Nicolas Sarkozy a déclaré le 11 février dans le Figaro Magazine vouloir durcir les conditions d’obtention d’un titre de séjour après mariage avec un Français, en introduisant des critères de « logement » et de « ressources » comme pour le regroupement familial. « Ainsi, nous combattrons plus efficacement les fraudes », souligne-t-il. Une déclaration qui a fait bondir le collectif des Amoureux au ban public, association de soutien et de défense des droits des couples franco-étrangers. « S’il s’agit réellement de contrôler la sincérité des sentiments des couples franco-étrangers, le compte en banque n’en est certainement pas le meilleur révélateur. » Cette proposition confirme une chose selon le collectif : « Les couples franco-étrangers dérangent. »
Déjà en 2006, alors ministre de l’Intérieur…
D’après cette annonce, les conditions d’obtention des titres de séjour seront les mêmes que celles du regroupement familial. Dès 2006, Nicolas Sarkozy, alors ministre de l’Intérieur, fait voter une loi rendant plus difficile le regroupement familial. Le délai de séjour régulier de l’étranger en France passe d’un an à dix-huit mois. Et porte de deux à quatre ans le délai d’attente pour acquérir la nationalité française après mariage, avec une obligation de trois ans de résidence régulière et ininterrompue du conjoint étranger en France.
Des critères de revenus et de logement sont également exigés. Deux membres d’une famille séparés par des frontières peuvent se retrouver à condition que leur revenu atteigne le niveau du Smic sur les douze derniers mois précédant la demande et que la surface du logement ne soit pas inférieure à 22 m2 (+ 5 m2 par personne supplémentaire). Avec la mesure proposée, il en serait de même pour un couple. Nicolas Sarkozy souligne qu’avec la réforme sur le regroupement familial, ce dernier « est passé de 25 000 par an à 15 000 ».
Étrangers = fraudeurs : l’équation gouvernementale
L’enjeu avec cette nouvelle annonce sur les couples franco-étrangers est de réduire le nombre de migrants obtenant un visa à l’issue d’une union. En 2009, 35 611 visas ont été délivrés à des conjoints étrangers [1]. La même année, 345 mariages ont été annulés pour « mariages blancs » ou « gris », soit à peine 0,5 % des unions mixtes.

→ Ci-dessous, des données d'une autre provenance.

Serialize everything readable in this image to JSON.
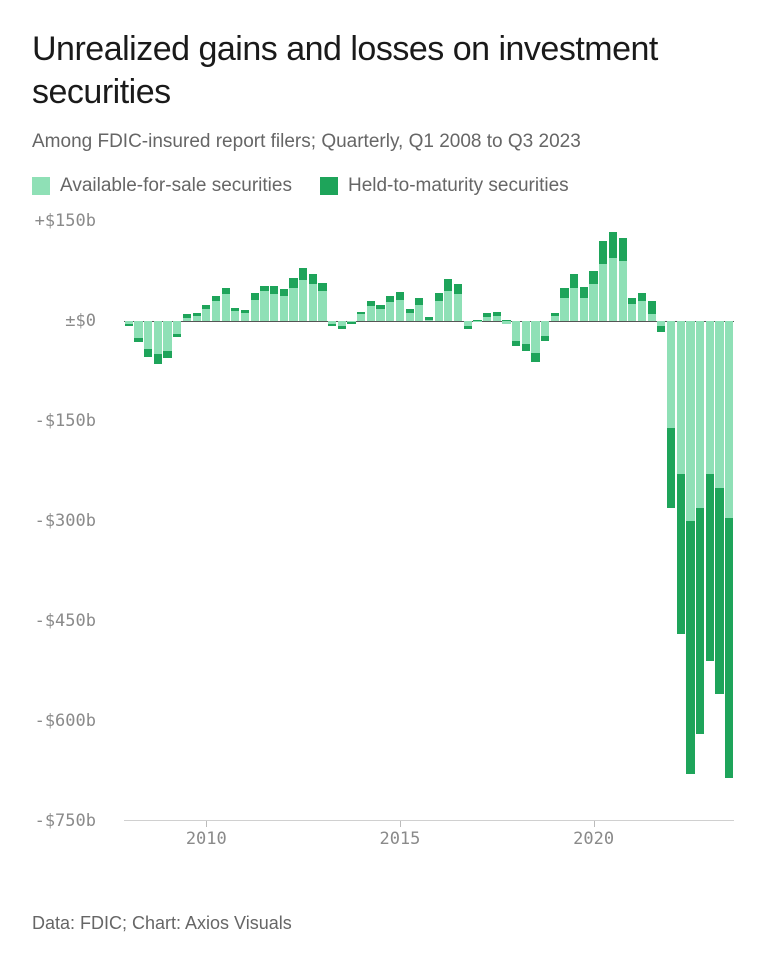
{
  "title": "Unrealized gains and losses on investment securities",
  "subtitle": "Among FDIC-insured report filers; Quarterly, Q1 2008 to Q3 2023",
  "source": "Data: FDIC; Chart: Axios Visuals",
  "legend": [
    {
      "label": "Available-for-sale securities",
      "color": "#8fe0b6"
    },
    {
      "label": "Held-to-maturity securities",
      "color": "#1ea45a"
    }
  ],
  "chart": {
    "type": "stacked-bar",
    "background_color": "#ffffff",
    "axis_label_color": "#8a8a8a",
    "axis_font": "monospace",
    "ymin": -750,
    "ymax": 150,
    "ytick_step": 150,
    "ytick_labels": [
      "+$150b",
      "±$0",
      "-$150b",
      "-$300b",
      "-$450b",
      "-$600b",
      "-$750b"
    ],
    "ytick_values": [
      150,
      0,
      -150,
      -300,
      -450,
      -600,
      -750
    ],
    "zero_line_color": "#555555",
    "xaxis_line_color": "#d0d0d0",
    "series_colors": {
      "afs": "#8fe0b6",
      "htm": "#1ea45a"
    },
    "bar_gap_ratio": 0.15,
    "x_start_year": 2008,
    "xtick_years": [
      2010,
      2015,
      2020
    ],
    "points": [
      {
        "q": "2008Q1",
        "afs": -5,
        "htm": -2
      },
      {
        "q": "2008Q2",
        "afs": -25,
        "htm": -6
      },
      {
        "q": "2008Q3",
        "afs": -42,
        "htm": -12
      },
      {
        "q": "2008Q4",
        "afs": -50,
        "htm": -14
      },
      {
        "q": "2009Q1",
        "afs": -45,
        "htm": -10
      },
      {
        "q": "2009Q2",
        "afs": -20,
        "htm": -4
      },
      {
        "q": "2009Q3",
        "afs": 5,
        "htm": 6
      },
      {
        "q": "2009Q4",
        "afs": 8,
        "htm": 4
      },
      {
        "q": "2010Q1",
        "afs": 18,
        "htm": 6
      },
      {
        "q": "2010Q2",
        "afs": 30,
        "htm": 8
      },
      {
        "q": "2010Q3",
        "afs": 40,
        "htm": 10
      },
      {
        "q": "2010Q4",
        "afs": 15,
        "htm": 5
      },
      {
        "q": "2011Q1",
        "afs": 12,
        "htm": 4
      },
      {
        "q": "2011Q2",
        "afs": 32,
        "htm": 10
      },
      {
        "q": "2011Q3",
        "afs": 45,
        "htm": 8
      },
      {
        "q": "2011Q4",
        "afs": 40,
        "htm": 12
      },
      {
        "q": "2012Q1",
        "afs": 38,
        "htm": 10
      },
      {
        "q": "2012Q2",
        "afs": 50,
        "htm": 14
      },
      {
        "q": "2012Q3",
        "afs": 62,
        "htm": 18
      },
      {
        "q": "2012Q4",
        "afs": 55,
        "htm": 16
      },
      {
        "q": "2013Q1",
        "afs": 45,
        "htm": 12
      },
      {
        "q": "2013Q2",
        "afs": -5,
        "htm": -2
      },
      {
        "q": "2013Q3",
        "afs": -8,
        "htm": -4
      },
      {
        "q": "2013Q4",
        "afs": -2,
        "htm": -2
      },
      {
        "q": "2014Q1",
        "afs": 10,
        "htm": 4
      },
      {
        "q": "2014Q2",
        "afs": 22,
        "htm": 8
      },
      {
        "q": "2014Q3",
        "afs": 18,
        "htm": 6
      },
      {
        "q": "2014Q4",
        "afs": 28,
        "htm": 10
      },
      {
        "q": "2015Q1",
        "afs": 32,
        "htm": 12
      },
      {
        "q": "2015Q2",
        "afs": 12,
        "htm": 6
      },
      {
        "q": "2015Q3",
        "afs": 24,
        "htm": 10
      },
      {
        "q": "2015Q4",
        "afs": 2,
        "htm": 4
      },
      {
        "q": "2016Q1",
        "afs": 30,
        "htm": 12
      },
      {
        "q": "2016Q2",
        "afs": 45,
        "htm": 18
      },
      {
        "q": "2016Q3",
        "afs": 40,
        "htm": 16
      },
      {
        "q": "2016Q4",
        "afs": -8,
        "htm": -4
      },
      {
        "q": "2017Q1",
        "afs": -2,
        "htm": 2
      },
      {
        "q": "2017Q2",
        "afs": 6,
        "htm": 6
      },
      {
        "q": "2017Q3",
        "afs": 8,
        "htm": 6
      },
      {
        "q": "2017Q4",
        "afs": -4,
        "htm": 2
      },
      {
        "q": "2018Q1",
        "afs": -30,
        "htm": -8
      },
      {
        "q": "2018Q2",
        "afs": -35,
        "htm": -10
      },
      {
        "q": "2018Q3",
        "afs": -48,
        "htm": -14
      },
      {
        "q": "2018Q4",
        "afs": -22,
        "htm": -8
      },
      {
        "q": "2019Q1",
        "afs": 8,
        "htm": 4
      },
      {
        "q": "2019Q2",
        "afs": 35,
        "htm": 14
      },
      {
        "q": "2019Q3",
        "afs": 50,
        "htm": 20
      },
      {
        "q": "2019Q4",
        "afs": 35,
        "htm": 16
      },
      {
        "q": "2020Q1",
        "afs": 55,
        "htm": 20
      },
      {
        "q": "2020Q2",
        "afs": 85,
        "htm": 35
      },
      {
        "q": "2020Q3",
        "afs": 95,
        "htm": 38
      },
      {
        "q": "2020Q4",
        "afs": 90,
        "htm": 35
      },
      {
        "q": "2021Q1",
        "afs": 25,
        "htm": 10
      },
      {
        "q": "2021Q2",
        "afs": 30,
        "htm": 12
      },
      {
        "q": "2021Q3",
        "afs": 10,
        "htm": 20
      },
      {
        "q": "2021Q4",
        "afs": -8,
        "htm": -8
      },
      {
        "q": "2022Q1",
        "afs": -160,
        "htm": -120
      },
      {
        "q": "2022Q2",
        "afs": -230,
        "htm": -240
      },
      {
        "q": "2022Q3",
        "afs": -300,
        "htm": -380
      },
      {
        "q": "2022Q4",
        "afs": -280,
        "htm": -340
      },
      {
        "q": "2023Q1",
        "afs": -230,
        "htm": -280
      },
      {
        "q": "2023Q2",
        "afs": -250,
        "htm": -310
      },
      {
        "q": "2023Q3",
        "afs": -295,
        "htm": -390
      }
    ]
  }
}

Interrogé par l’AFP, Stéphane Maugendre, président du Groupe d’information et de soutien des immigrés (Gisti), s’est dit « complètement abasourdi par cette proposition » sur les conjoints étrangers. « En quoi la taille de l’appartement d’un conjoint ou sa richesse seraient des indicateurs de fraude ? Autant dire que les Français pauvres ne pourront pas se marier à des étrangers… On fait du droit des étrangers un droit des fraudeurs », a-t-il dénoncé.
Les freins sont aussi juridiques. Dans un entretien à La Croix, Paul Lagarde, professeur émérite de droit à l’université Paris-I met en avant un premier argument constitutionnel. « Les sages pourront considérer que cette mesure porte atteinte au principe d’égalité du droit, puisque des couples mixtes ne jouiraient pas de la même liberté que des Français unis à des Français », souligne le juriste. Les Amoureux au ban public considèrent que cette mesure « constituerait une véritable atteinte au droit au respect de la vie privée et familiale » [2].
Croisade contre les immigrés
Après les unions mixtes, Nicolas Sarkozy déclare également entamer une croisade contre les demandeurs d’asile. « Nous allons réformer les prestations accordées aux demandeurs de droit d’asile. Elles seront limitées quand le demandeur ne coopérera pas avec l’administration, quand il déposera sa demande plus de trois mois après son entrée sur le territoire ou quand il refusera une offre d’hébergement. » Toujours dans cet entretien, il réaffirme son opposition au droit de vote des immigrés aux élections locales, jugeant que « ce n’est vraiment pas le moment, avec tous les risques de montée du communautarisme ». À l’approche de l’échéance présidentielle, Nicolas Sarkozy marche décidément à pas de « Guéant » sur le territoire du Front national.
Sophie Chapelle
Notes
[1] Selon le rapport remis au Parlement en décembre 2011 sur Les orientations de la politique de l’immigration et de l’intégration.
[2] Selon l’article 8 de la Convention européenne des droits de l’homme.